Nevada
Go fish: Top-selling live seafood not allowed in Nevada anymore
LAS VEGAS, Nev. (FOX5) – A staple of many cuisines in the Las Vegas Valley will no longer be available starting Saturday. Blue tilapia is one of two fish, along with the Australian redclaw crayfish, that won’t be allowed in Nevada if it’s alive.
Sea Tak, a wholesale live fish distributor in Las Vegas, depends heavily on live blue tilapia. Co-owner Tony Pappas says the vast majority of fish in his warehouse are blue tilapia, with largemouth bass making up a small minority.
“Our total gross sales is about 85% of this live Tilapia and we will no longer have that,” fellow co-owner Michelle Jeannest told FOX5 Friday.
Pappas and Jeannest won’t be able to apply for a renewal of their license to carry live tilapia because of a new policy adopted by the Nevada Department of Wildlife.
“They tend to end up in our local waterways and they create a lot of damage to the environment,” explained Doug Nielsen, Conservation Education Supervisor at NDOW. “It’s not its natural environment, but people release the fish there anyway. Those fish propagate at an alarming rate and then they out-compete the native fish species.”
Nielsen says that recently, a blue tilapia was released in the Muddy River system and almost drove a native fish species to extinction.
“It took us a five-year program with costs exceeding $600 thousand just to eradicate them from that river alone,” Nielsen explained.

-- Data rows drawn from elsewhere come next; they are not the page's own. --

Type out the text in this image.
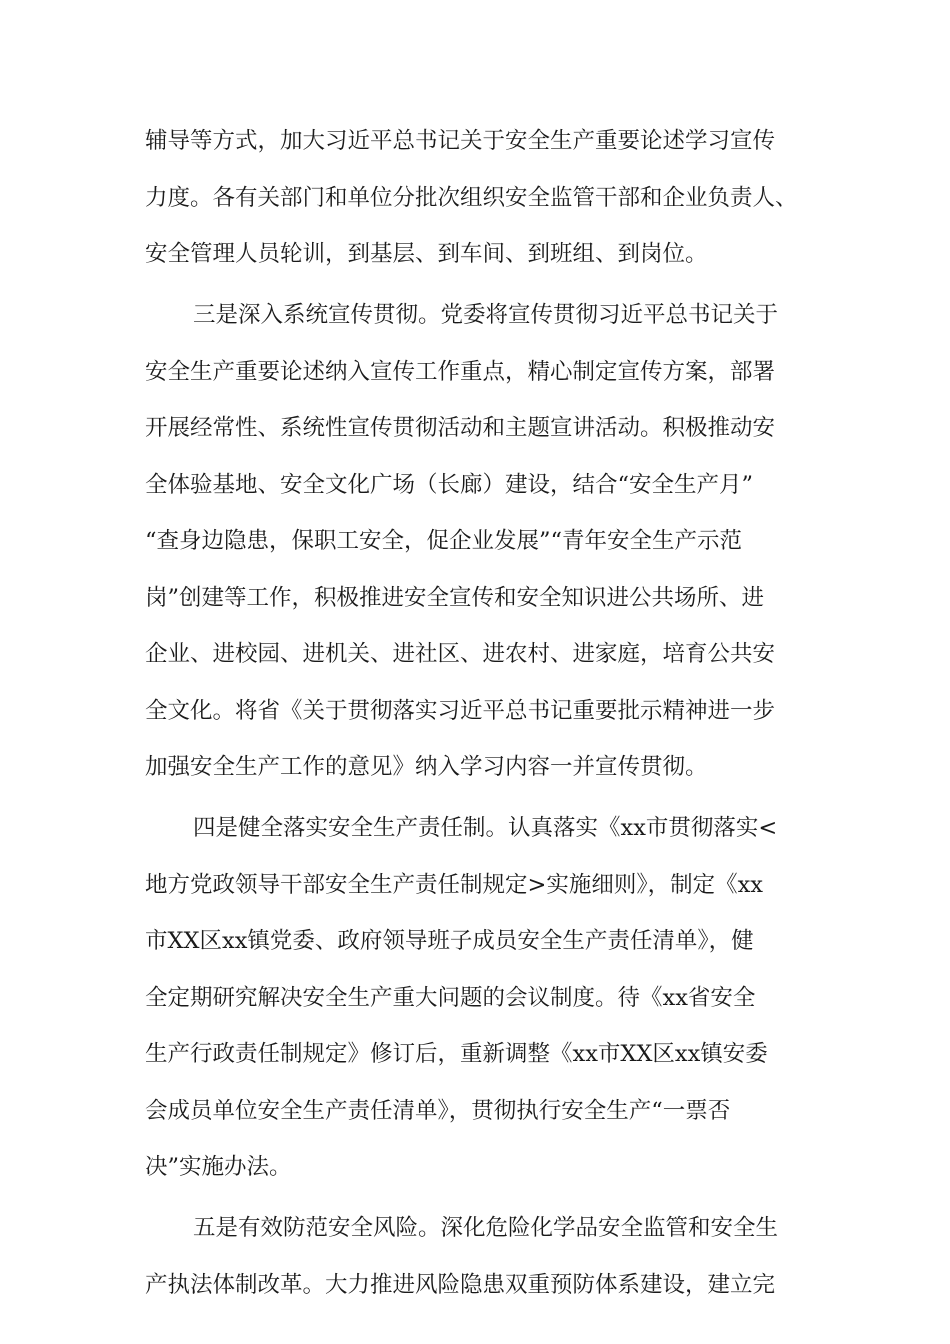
辅导等方式，加大习近平总书记关于安全生产重要论述学习宣传

力度。各有关部门和单位分批次组织安全监管干部和企业负责人、

安全管理人员轮训，到基层、到车间、到班组、到岗位。

三是深入系统宣传贯彻。党委将宣传贯彻习近平总书记关于

安全生产重要论述纳入宣传工作重点，精心制定宣传方案，部署

开展经常性、系统性宣传贯彻活动和主题宣讲活动。积极推动安

全体验基地、安全文化广场（长廊）建设，结合“安全生产月”

“查身边隐患，保职工安全，促企业发展”“青年安全生产示范

岗”创建等工作，积极推进安全宣传和安全知识进公共场所、进

企业、进校园、进机关、进社区、进农村、进家庭，培育公共安

全文化。将省《关于贯彻落实习近平总书记重要批示精神进一步

加强安全生产工作的意见》纳入学习内容一并宣传贯彻。

四是健全落实安全生产责任制。认真落实《xx市贯彻落实<

地方党政领导干部安全生产责任制规定>实施细则》，制定《xx

市XX区xx镇党委、政府领导班子成员安全生产责任清单》，健

全定期研究解决安全生产重大问题的会议制度。待《xx省安全

生产行政责任制规定》修订后，重新调整《xx市XX区xx镇安委

会成员单位安全生产责任清单》，贯彻执行安全生产“一票否

决”实施办法。

五是有效防范安全风险。深化危险化学品安全监管和安全生

产执法体制改革。大力推进风险隐患双重预防体系建设，建立完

Jeannest says the impact of the loss of her blue tilapia permit will be enormous, and not just for her business, which she says won’t survive without it.
“The reality of it is that the Asian community is the one that will suffer from this decision,” Jeannest said.

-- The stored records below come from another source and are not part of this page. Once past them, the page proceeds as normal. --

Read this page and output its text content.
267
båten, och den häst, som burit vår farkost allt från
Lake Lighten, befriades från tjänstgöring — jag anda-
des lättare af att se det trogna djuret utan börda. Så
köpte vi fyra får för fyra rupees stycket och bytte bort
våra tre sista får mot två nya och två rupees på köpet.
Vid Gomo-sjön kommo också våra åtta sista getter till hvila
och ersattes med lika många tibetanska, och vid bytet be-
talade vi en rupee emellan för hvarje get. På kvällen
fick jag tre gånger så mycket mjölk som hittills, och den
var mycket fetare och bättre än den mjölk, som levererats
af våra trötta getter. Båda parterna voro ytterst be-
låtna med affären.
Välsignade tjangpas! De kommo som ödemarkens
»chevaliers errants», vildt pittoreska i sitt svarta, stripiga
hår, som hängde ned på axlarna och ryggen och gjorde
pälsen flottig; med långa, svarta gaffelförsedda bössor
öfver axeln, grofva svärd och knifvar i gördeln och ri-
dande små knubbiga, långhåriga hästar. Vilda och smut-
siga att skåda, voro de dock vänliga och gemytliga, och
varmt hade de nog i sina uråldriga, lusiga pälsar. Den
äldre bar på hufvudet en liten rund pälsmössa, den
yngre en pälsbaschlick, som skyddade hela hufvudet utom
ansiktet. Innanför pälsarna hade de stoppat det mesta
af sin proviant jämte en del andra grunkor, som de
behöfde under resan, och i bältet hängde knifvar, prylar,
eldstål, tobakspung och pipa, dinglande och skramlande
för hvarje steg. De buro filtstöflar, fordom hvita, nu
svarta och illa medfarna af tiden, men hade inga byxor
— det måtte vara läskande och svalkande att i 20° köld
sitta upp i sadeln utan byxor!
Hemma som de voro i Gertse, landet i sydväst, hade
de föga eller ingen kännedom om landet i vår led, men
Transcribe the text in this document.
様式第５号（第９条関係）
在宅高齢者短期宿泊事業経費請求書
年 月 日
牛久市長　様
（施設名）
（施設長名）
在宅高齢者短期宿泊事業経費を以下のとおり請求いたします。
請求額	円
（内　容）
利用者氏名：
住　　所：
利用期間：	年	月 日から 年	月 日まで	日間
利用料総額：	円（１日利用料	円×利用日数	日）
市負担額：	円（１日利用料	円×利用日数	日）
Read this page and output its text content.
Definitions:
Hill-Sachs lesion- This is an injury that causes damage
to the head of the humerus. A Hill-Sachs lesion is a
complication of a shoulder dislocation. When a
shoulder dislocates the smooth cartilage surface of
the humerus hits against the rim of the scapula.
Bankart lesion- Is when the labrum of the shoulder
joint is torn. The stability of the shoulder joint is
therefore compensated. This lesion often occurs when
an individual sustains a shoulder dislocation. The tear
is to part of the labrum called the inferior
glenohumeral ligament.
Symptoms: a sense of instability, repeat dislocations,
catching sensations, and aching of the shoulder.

If tilapia is not sold live, it loses most of its value and its appeal to customers. Pappas says it might take a year to get a replacement fish ready to be sold live.
“The problem with that is you have to be able to have a farm, raise them, get them health inspected to bring them to the market,” he said. “But tilapia is already established.”
NDOW told FOX5 it will work with wholesalers like Sea Tak to phase out live blue tilapia over time, since they were only notified of the change when they reapplied for their permits to carry the fish earlier this week.
“People just need to go forward in good faith and do what they need to do to get them on ice as quickly as they can,” Nielsen assured.